Friday 28 March 2014

This farmer is claimed to be FATHER OF RADIO !!!

Nathan B. Stubblefield (November 22, 1860 - March 28, 1928) was an American inventor and Kentucky melon farmerIt has been claimed that Stubblefield demonstrated radio in 1892, but his devices seem to have worked by audio frequency induction or, later, audio frequency earth conduction (creating disturbances in the near-field region) rather than by radio frequency radiation for radio transmission telecommunications.

Though there were contemporaneous experiments by others such as William Preece, Stubblefield has been proposed as a claimant for the invention of wireless telephony, or wireless transmission of the human voice, which would, however conflict with the four documented patents for the photophone, invented jointly by Alexander Graham Bell and Charles Sumner Tainter in 1880. The photophone allowed for the transmission of sound on a beam of light, and on June 3, 1880 Bell and Tainter transmitted the world's first wireless telephone message on their newly invented form of telecommunication.

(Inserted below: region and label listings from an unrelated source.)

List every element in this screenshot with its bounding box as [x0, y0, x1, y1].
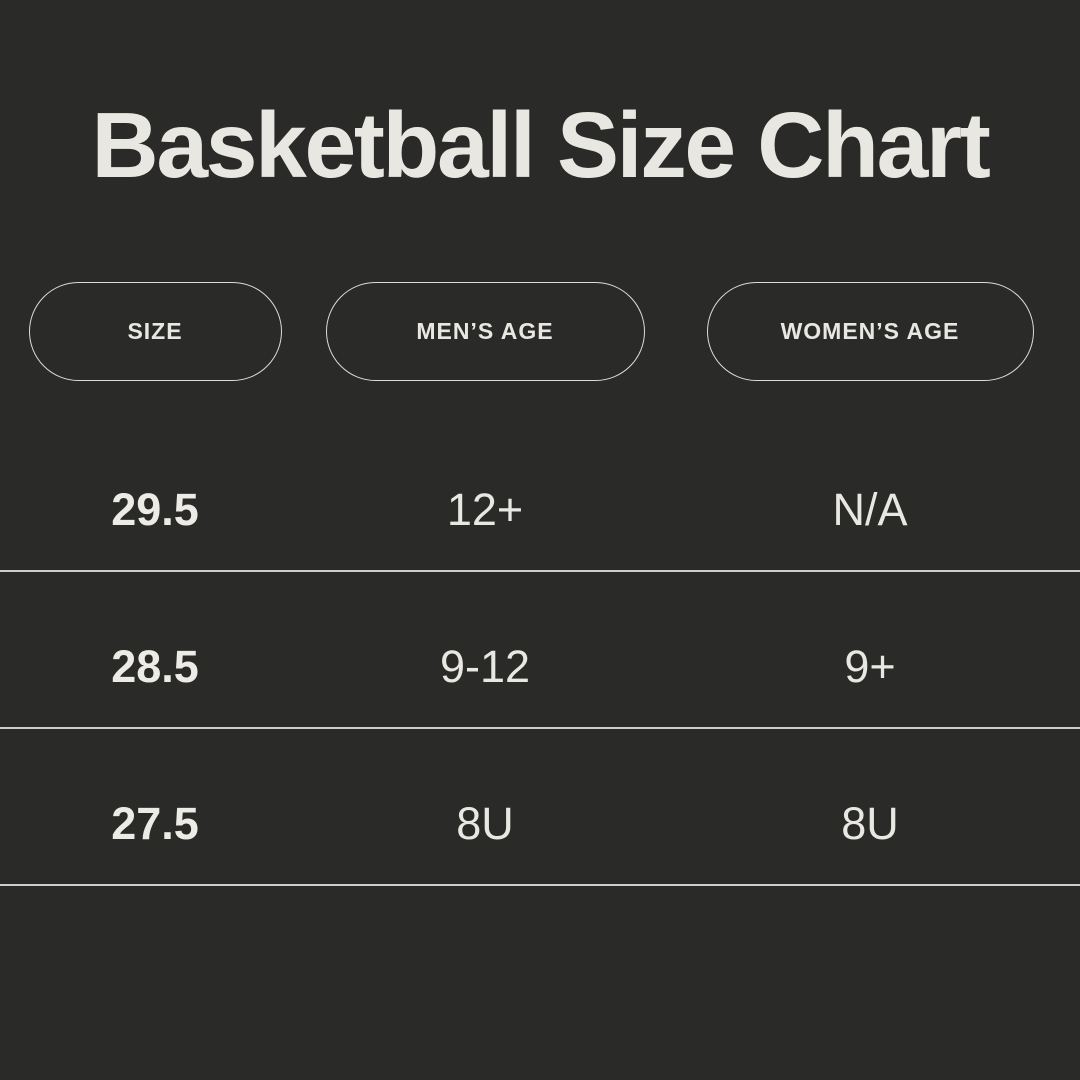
cell-womens-age: 9+ [844, 640, 896, 692]
header-cell-womens-age: WOMEN’S AGE [660, 282, 1080, 382]
cell-mens-age: 8U [456, 797, 514, 849]
cell-mens-age: 12+ [446, 483, 524, 535]
cell-womens-age: 8U [841, 797, 899, 849]
cell-size: 29.5 [111, 483, 199, 535]
column-header-label-size: SIZE [127, 318, 183, 345]
table-header-row: SIZE MEN’S AGE WOMEN’S AGE [0, 282, 1080, 382]
column-header-pill-size: SIZE [28, 282, 282, 382]
table-row: 27.5 8U 8U [0, 729, 1080, 887]
table-row: 29.5 12+ N/A [0, 415, 1080, 573]
column-header-pill-mens-age: MEN’S AGE [325, 282, 645, 382]
table-row: 28.5 9-12 9+ [0, 572, 1080, 730]
column-header-label-mens-age: MEN’S AGE [416, 318, 554, 345]
column-header-label-womens-age: WOMEN’S AGE [780, 318, 960, 345]
cell-mens-age: 9-12 [439, 640, 531, 692]
column-header-pill-womens-age: WOMEN’S AGE [706, 282, 1034, 382]
header-cell-size: SIZE [0, 282, 310, 382]
cell-size: 27.5 [111, 797, 199, 849]
page-title: Basketball Size Chart [91, 93, 990, 197]
cell-womens-age: N/A [832, 483, 908, 535]
header-cell-mens-age: MEN’S AGE [310, 282, 660, 382]
size-table: 29.5 12+ N/A 28.5 9-12 9+ 27.5 8U 8U [0, 415, 1080, 887]
cell-size: 28.5 [111, 640, 199, 692]
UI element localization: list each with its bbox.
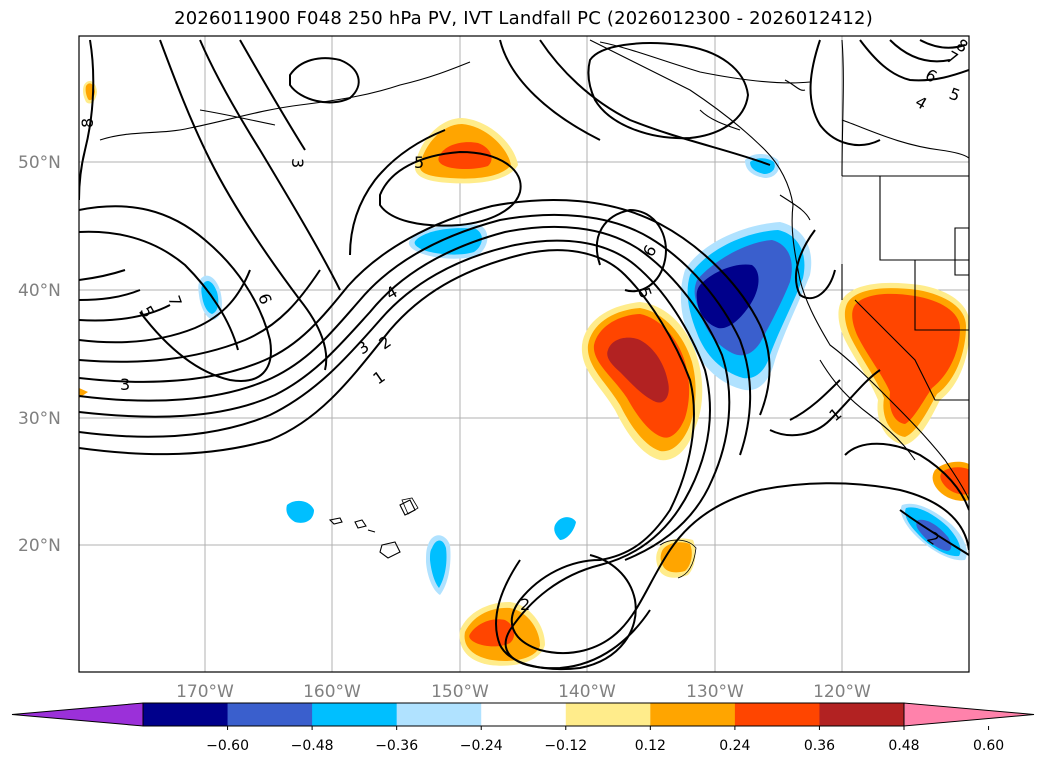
colorbar-tick-label: −0.48 — [291, 738, 334, 754]
colorbar-tick-label: 0.36 — [804, 738, 835, 754]
contour-label: 2 — [520, 595, 530, 614]
lon-label-120w: 120°W — [813, 682, 871, 702]
contour-label: 8 — [78, 118, 97, 128]
colorbar-cell — [481, 703, 567, 726]
lat-label-50n: 50°N — [18, 153, 61, 173]
lat-label-30n: 30°N — [18, 409, 61, 429]
colorbar-extend-max — [903, 702, 1035, 727]
contour-label: 3 — [120, 375, 130, 394]
lat-label-40n: 40°N — [18, 281, 61, 301]
lon-label-150w: 150°W — [431, 682, 489, 702]
colorbar-tick-label: 0.48 — [888, 738, 919, 754]
contour-label: 3 — [288, 158, 307, 168]
colorbar-cell — [396, 703, 482, 726]
colorbar-tick-label: 0.24 — [719, 738, 750, 754]
colorbar-tick-label: −0.60 — [206, 738, 249, 754]
colorbar-tick-label: −0.24 — [460, 738, 503, 754]
colorbar-tick-label: 0.12 — [635, 738, 666, 754]
colorbar-tick-label: −0.12 — [544, 738, 587, 754]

Stubblefield was the second of seven sons of a lawyer, William "Capt. Billy" Jefferson Stubblefield (1830–1874), and his mother Victoria Bowman (1837-1869) died of scarlet fever. Stubblefield lived in Murray, Kentucky. Stubblefield was tutored by a governess and later attended a boarding school called the "Male and Female Institute" in Farmington, until his father died in 1874, leaving Stubblefield an orphan at 14 years old.

Stubblefield was additionally self-educated by reading whatever publications were available in Murray, such as Scientific American and Electrical World. He married Ada Mae Buchannan in 1881. Stubblefield operated a home school called "The Nathan Stubblefield Industrial School," or "Teléph-on-délgreen Industrial School" built on his 85-acre (340,000 m2) melon farmland. It is now the campus of Murray State University.  In 1898,Stubblefield was issued U.S. Patent U.S. Patent 600,457 for an "Electric battery", which was an electrolytic coil of iron and insulated copper wire to be immersed in liquid or buried in the ground, where it could also serve as a ground terminal for wireless telephony.


He continued to experiment with wireless telephony, using large circular conduction coils to transmit voice frequencies to receiving stations. On May 12, 1908, he received U.S. patent 887,357 for his Wireless Telephone, using the voice frequency induction system. He said in the patent that it would be useful for "securing telephonic communications between moving vehicles and way stations". The diagram shows wireless telephony from trains, boats, and wagons. In foreign patents he showed wireless telephony with cars. However, there is no indication that he was using voice-modulated continuous high frequency waves, as used for radio today.



Stubblefield's inventions did not lead directly to radio as the technology works today, but the public demonstrations in 1902 and the press coverage in the newspapers helped to spur public interest in the possibilities of wireless transmission of voice and music. Most other inventors of the era sought to provide point-to-point messaging, to compete with telephone and telegraph companies. Stubblefield in the 1902 was in a sense the "Father of Broadcasting", in that he said to the St. Louis Post Dispatch reporter in 1902, "..it is capable of sending simultaneous messages from a central distributing station over a very wide territory. For instance, anyone having a receiving instrument, which would consist merely of a telephone receiver and a signalling gong, could, upon being signalled by a transmitting station in Washington, or nearer, if advisable, be informed of weather news. My apparatus is capable of sending out a gong signal, as well as voice messages. Eventually, it will be used for the general transmission of news of every description".


List of Patents 
U.S.A -
Lighting device - November 3, 1885.
Mechanical telephone - February 21, 1888.
Electric battery - March 8, 1898.
Wireless telephone - May 12, 1908.
Canada -
Wireless Telephone - October 20, 1908.